统计代写|多元统计分析代写Multivariate Statistical Analysis代考|Fitting Models with R

After the data have been inspected comes the next step of analysis, interpretation, inference, drawing conclusions, shaking the data down, or whatever phrase is in current vogue. This rests upon fitting models, fully parametric, semi-parametric, or non-parametric. The first example of fitting a fully parametric model occurs here in Section $3.2$, that of a non-parametric model in Section 4.1, and that of a semi-parametric one in Section 4.2. We will make use of the gold-standard R-package survival, which includes routines to perform a variety of tasks as well as some data sets to illustrate them.

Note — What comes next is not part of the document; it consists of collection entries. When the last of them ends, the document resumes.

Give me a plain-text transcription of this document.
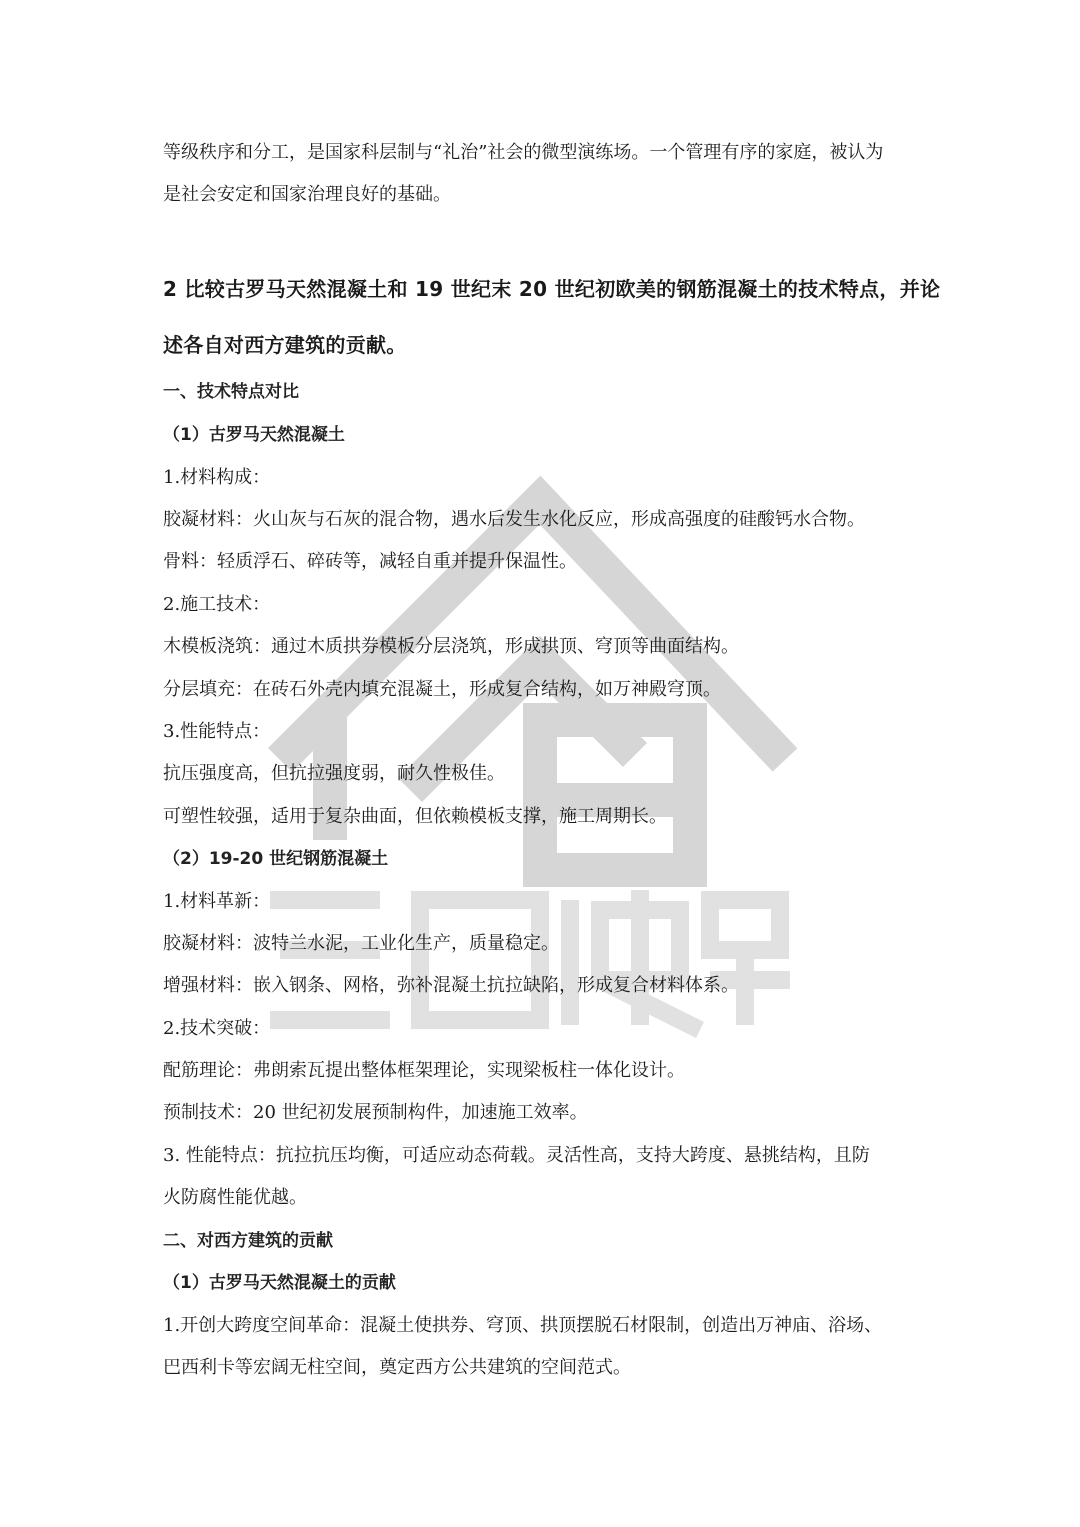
等级秩序和分工，是国家科层制与“礼治”社会的微型演练场。一个管理有序的家庭，被认为
是社会安定和国家治理良好的基础。
2 比较古罗马天然混凝土和 19 世纪末 20 世纪初欧美的钢筋混凝土的技术特点，并论
述各自对西方建筑的贡献。
一、技术特点对比
（1）古罗马天然混凝土
1.材料构成：
胶凝材料：火山灰与石灰的混合物，遇水后发生水化反应，形成高强度的硅酸钙水合物。
骨料：轻质浮石、碎砖等，减轻自重并提升保温性。
2.施工技术：
木模板浇筑：通过木质拱券模板分层浇筑，形成拱顶、穹顶等曲面结构。
分层填充：在砖石外壳内填充混凝土，形成复合结构，如万神殿穹顶。
3.性能特点：
抗压强度高，但抗拉强度弱，耐久性极佳。
可塑性较强，适用于复杂曲面，但依赖模板支撑，施工周期长。
（2）19-20 世纪钢筋混凝土
1.材料革新：
胶凝材料：波特兰水泥，工业化生产，质量稳定。
增强材料：嵌入钢条、网格，弥补混凝土抗拉缺陷，形成复合材料体系。
2.技术突破：
配筋理论：弗朗索瓦提出整体框架理论，实现梁板柱一体化设计。
预制技术：20 世纪初发展预制构件，加速施工效率。
3. 性能特点：抗拉抗压均衡，可适应动态荷载。灵活性高，支持大跨度、悬挑结构，且防
火防腐性能优越。
二、对西方建筑的贡献
（1）古罗马天然混凝土的贡献
1.开创大跨度空间革命：混凝土使拱券、穹顶、拱顶摆脱石材限制，创造出万神庙、浴场、
巴西利卡等宏阔无柱空间，奠定西方公共建筑的空间范式。
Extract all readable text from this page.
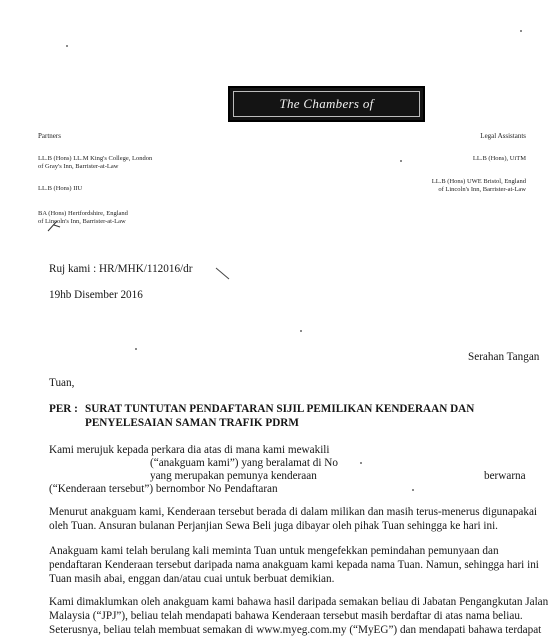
The Chambers of
Partners
LL.B (Hons) LL.M King's College, London
of Gray's Inn, Barrister-at-Law
LL.B (Hons) IIU
BA (Hons) Hertfordshire, England
of Lincoln's Inn, Barrister-at-Law
Legal Assistants
LL.B (Hons), UiTM
LL.B (Hons) UWE Bristol, England
of Lincoln's Inn, Barrister-at-Law
Ruj kami : HR/MHK/112016/dr
19hb Disember 2016
Serahan Tangan
Tuan,
PER : SURAT TUNTUTAN PENDAFTARAN SIJIL PEMILIKAN KENDERAAN DAN
PENYELESAIAN SAMAN TRAFIK PDRM
Kami merujuk kepada perkara dia atas di mana kami mewakili
(“anakguam kami”) yang beralamat di No
yang merupakan pemunya kenderaan	berwarna
(“Kenderaan tersebut”) bernombor No Pendaftaran
Menurut anakguam kami, Kenderaan tersebut berada di dalam milikan dan masih terus-menerus digunapakai
oleh Tuan. Ansuran bulanan Perjanjian Sewa Beli juga dibayar oleh pihak Tuan sehingga ke hari ini.
Anakguam kami telah berulang kali meminta Tuan untuk mengefekkan pemindahan pemunyaan dan
pendaftaran Kenderaan tersebut daripada nama anakguam kami kepada nama Tuan. Namun, sehingga hari ini
Tuan masih abai, enggan dan/atau cuai untuk berbuat demikian.
Kami dimaklumkan oleh anakguam kami bahawa hasil daripada semakan beliau di Jabatan Pengangkutan Jalan
Malaysia (“JPJ”), beliau telah mendapati bahawa Kenderaan tersebut masih berdaftar di atas nama beliau.
Seterusnya, beliau telah membuat semakan di www.myeg.com.my (“MyEG”) dan mendapati bahawa terdapat
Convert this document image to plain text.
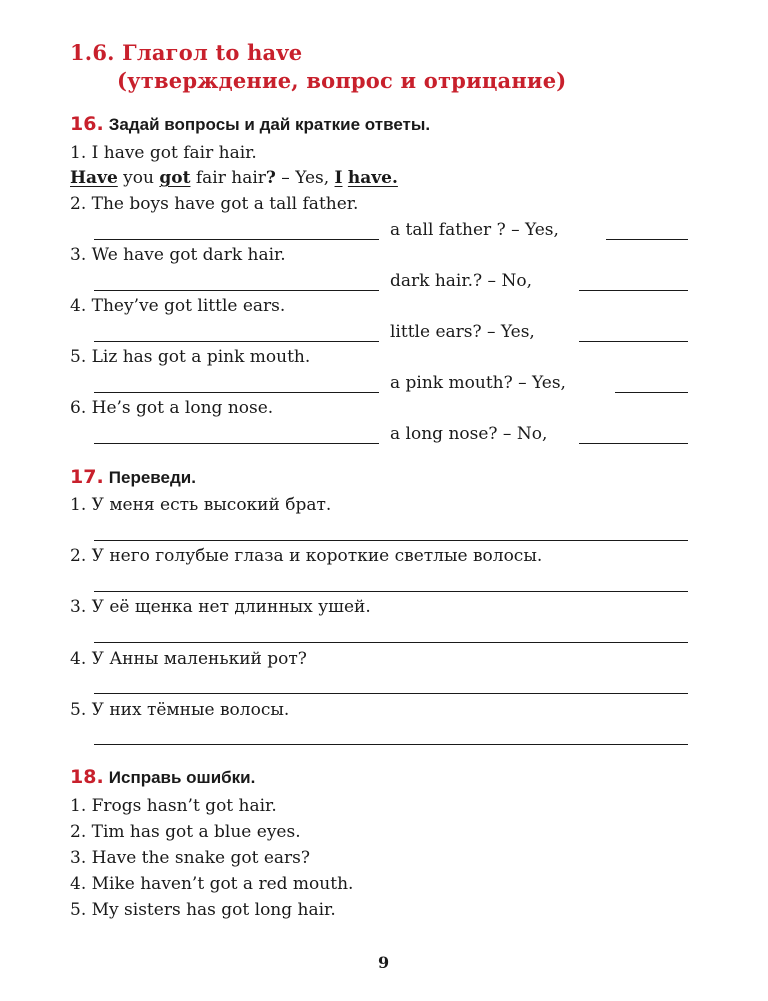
1.6. Глагол to have
(утверждение, вопрос и отрицание)
16. Задай вопросы и дай краткие ответы.
1. I have got fair hair.
Have you got fair hair? – Yes, I have.
2. The boys have got a tall father.
a tall father ? – Yes,
3. We have got dark hair.
dark hair.? – No,
4. They’ve got little ears.
little ears? – Yes,
5. Liz has got a pink mouth.
a pink mouth? – Yes,
6. He’s got a long nose.
a long nose? – No,
17. Переведи.
1. У меня есть высокий брат.
2. У него голубые глаза и короткие светлые волосы.
3. У её щенка нет длинных ушей.
4. У Анны маленький рот?
5. У них тёмные волосы.
18. Исправь ошибки.
1. Frogs hasn’t got hair.
2. Tim has got a blue eyes.
3. Have the snake got ears?
4. Mike haven’t got a red mouth.
5. My sisters has got long hair.
9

A high priority for the budding survival analyst is to learn how to use survival and other packages listed on the CRAN Web site.

In addition to the software available in survival, some homegrown programs are used. These are either to make the computations more transparent or to fill minor gaps in the available software. The first such instance occurs in Section 3.2. The R-code used in this book, together with the data sets not subject to copyright restriction, is available on the Web site referred to in the Preface.

统计代写|多元统计分析代写Multivariate Statistical Analysis代考|Simulating Data with R

Simulation is a powerful tool in statistics. Many modern techniques using simulation have been developed on the back of fast computing. In this section an introductory exercise in simulating data will be described. It is often useful in assessing the performance of proposed methodology to be able to test its performance on data whose structure is known and controlled. It is a particularly powerful approach in situations where the framework is straightforward to set up but the consequences of interest are analytically intractable.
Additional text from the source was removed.